Jejak Langit, 26 Agustus 2007

"Saya (Ny. Netty Partakoesoema) mendampingi Suami (Amin Martakoesoemah) sebagai Kapolres Bangil (Jatim) sebelum pindah ke Jambi, Sumatera (1952 - 1956). Tinggal di Bangil dengan anak-anak yang yang masih kecil (Ninik, Rita, Riki, Ade.Riki dan Ade lahir di Bangil) Sebagai keluarga pejabat daerah memungkinkan saya untuk mengenal hampir semua tokoh masyarakat di Bangil dan beberapa tokoh di Surabaya. Saya sering ke Surabaya dan menyempatkan diri ke Mesjid Jemaat di Jl. Bubutan.

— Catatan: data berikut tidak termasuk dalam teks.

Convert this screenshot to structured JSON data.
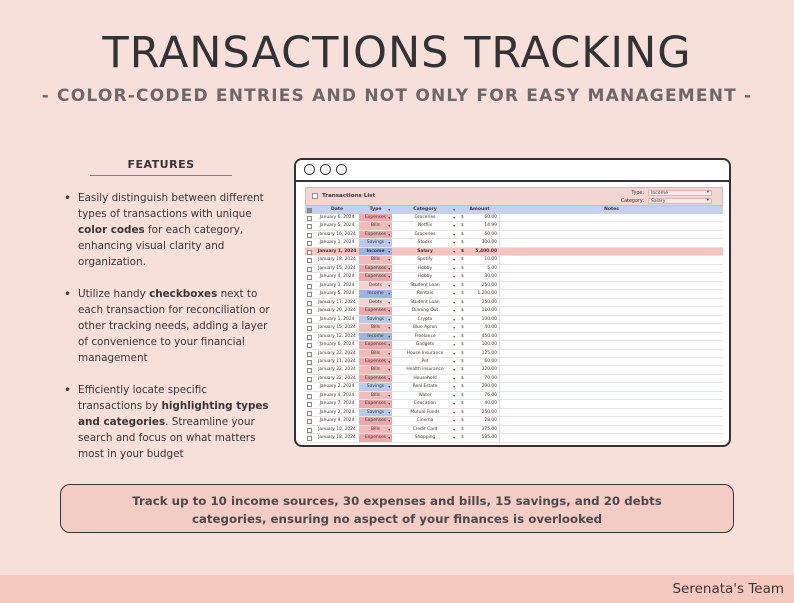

Saya dan Bapak sering bersilaturrahmi dengan Bapak Maulana Malik Aziz Ahmad Khan (rahimaullahu alaih). Saya sering menemukan beliau seorang diri di Mesjid itu dengan segala kesederhanaannya.Keluaraga beliau ditinggal di Jawa barat. Dapur dan segala prabotannya termasuk makanannya yang sangat sederhana. Kompor minyak tanah satu dan sudah tua, piring hanya tiga buah, sendok-sendok 'kodok' sederhana yang terbuat dari seng.Emberkaleng dan gayung kaleng, bekas mentega "palemboom". Ada sepeda tua yang selalu parkir dekat pintu mesjid yang juga berdempetan dengan rumah Bapak Abdoel Gafur. Jika kami datang silaturrahmi kepada beliau, beliau selalu sibuk dan pergi dengan sepedanya membeli makanan kecil untuk kami. Meskipun kami melarang beliau untuk tidak repot-repot.

Tidak jarang saya diam-diam meneteskan airmata melihat kesederhanan hidup Sang Mujahid ini dalam mengembang dakwah Hadhrat Imam Mahdi a.s. di kawasan Jawa Timur. Saya memanggil Maulana Malik dengan sapaan "Om" karena kebiasaan keluarga kami di Jawa Barat. Kami pernah tinggal di Bandung, Garut, Bogor, Sukabumi dan Jakarta. Papi pejabat di PU dari zaman kolonial hingga era kemerdekaan. Sedang asal Papi dari Keluarga Galuh Ciamis. Papi saya, Ir. Gumiwa Partakoesoma (alm), seingat saya sering bahu membahu dengan banyak bapak muballigh markazi awal di Jawa Barat dan Jakarta. Termasuk Maulana Malik. Saya pernah mengikuti Tabligh Akbar dan beliau sebagai pembicara tunggal di suatu gedung bersejarah yang megah di Surabaya.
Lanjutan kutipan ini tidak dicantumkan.